Another interpretation looks back to the significance of the 7-series camera in the alpha mount. Starting from the Minolta 7000 (first AF SLR system), 7000i (creative expansion cards), the 7xi (power zoom), the 700si (multi-predictive focus), 7 (rear LCD, control setup), 7D (Sensor Anti-Shake), A700 (Quick-Navi), each new 7-series camera has set the tone for that generation of cameras. What can we infer from this? The current fad in DSLRs is live view and video, two features which it was widely believed Sony would implement quickly. That it has decided to go a different route to the mainstream indicates that it sees that the traditional approached suffer drawbacks in their implementation and utility. It may be that Sony is waiting until its development of these features is polished enough before it will introduce main sensor live view and video into its line of DSLRs with the true successor of the A700. A guess would put this around the time of PMA 2010.
Where does this leave the A500/550/850? The Alpha line-up would benefit from a camera appealing to those upgrading from the A2xx/3xx series, yet who feel that the A700 is too long in the tooth. Hence the need for the A5xx cameras. The A850 is quite a mystery, though it is certainly possible that Sony will try to open up the "affordable full format" market by introducing a camera with a 36mm x 24mm sensor in a body intermediate in build to the A700 and A900. This could mean a viewfinder with specifications akin to the film 7, rather than the 9 series, and a body derived from the A700. The 8000i and 800si point towards a camera which serves as a refinement of the features of the 7-series camera but with an injection of the build of the 9-series camera.
Despite the economic downturn, Sony seems to be committed to the Alpha line and is playing for the long turn. This means capturing new DSLR users (through the A2xx/3xx cameras), keeping them with the A5xx/7xx cameras, and having halo products in the form of the A8xx/9xx cameras. With a solid line-up of cameras and a growing lens catalogue, Sony is looking to establish itself as a credible alternative to the big two. Hopefully its resistance to jump on the main-sensor live view/video bandwagon will mark it as a serious player interested in providing photographic tools, not gadgets.
Update 1/8/2009: Before I had a chance to post the above, the A850 manual has been leaked. Basically, the A850 is the A900 but with a 98% viewfinder and 3fps instead of 5fps. Indications are that it has the same body and sensor otherwise.

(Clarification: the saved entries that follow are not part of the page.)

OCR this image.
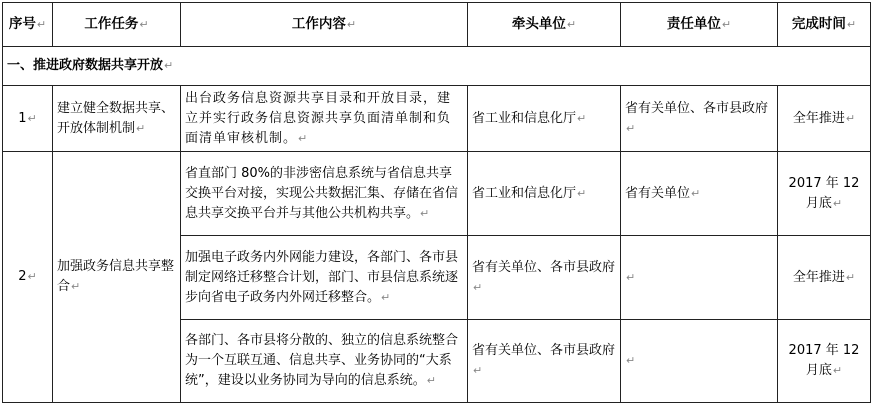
序号↵	工作任务↵	工作内容↵	牵头单位↵	责任单位↵	完成时间↵
一、推进政府数据共享开放↵					
1↵	建立健全数据共享、开放体制机制↵	出台政务信息资源共享目录和开放目录，建立并实行政务信息资源共享负面清单制和负面清单审核机制。↵	省工业和信息化厅↵	省有关单位、各市县政府↵	全年推进↵
2↵	加强政务信息共享整合↵	省直部门 80%的非涉密信息系统与省信息共享交换平台对接，实现公共数据汇集、存储在省信息共享交换平台并与其他公共机构共享。↵	省工业和信息化厅↵	省有关单位↵	2017 年 12 月底↵
		加强电子政务内外网能力建设，各部门、各市县制定网络迁移整合计划，部门、市县信息系统逐步向省电子政务内外网迁移整合。↵	省有关单位、各市县政府↵	↵	全年推进↵
		各部门、各市县将分散的、独立的信息系统整合为一个互联互通、信息共享、业务协同的“大系统”，建设以业务协同为导向的信息系统。↵	省有关单位、各市县政府↵	↵	2017 年 12 月底↵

Some have said that this would kill A900 sales, and that a lower pixel-count, low-light sensor packing body would have been better. I see the possibility that Sony will introduce an upgraded version of the A900, but also the curious lack of an A800. In analogy with the A300/350 duo, it would make sense for Sony to release an A800 which was based on the chassis of the A900/850 but with a 16MP sensor, possibly with a higher frame-rate. The next generation 7-series may still herald a truly mainstream 36mm x 24mm full format sensor camera.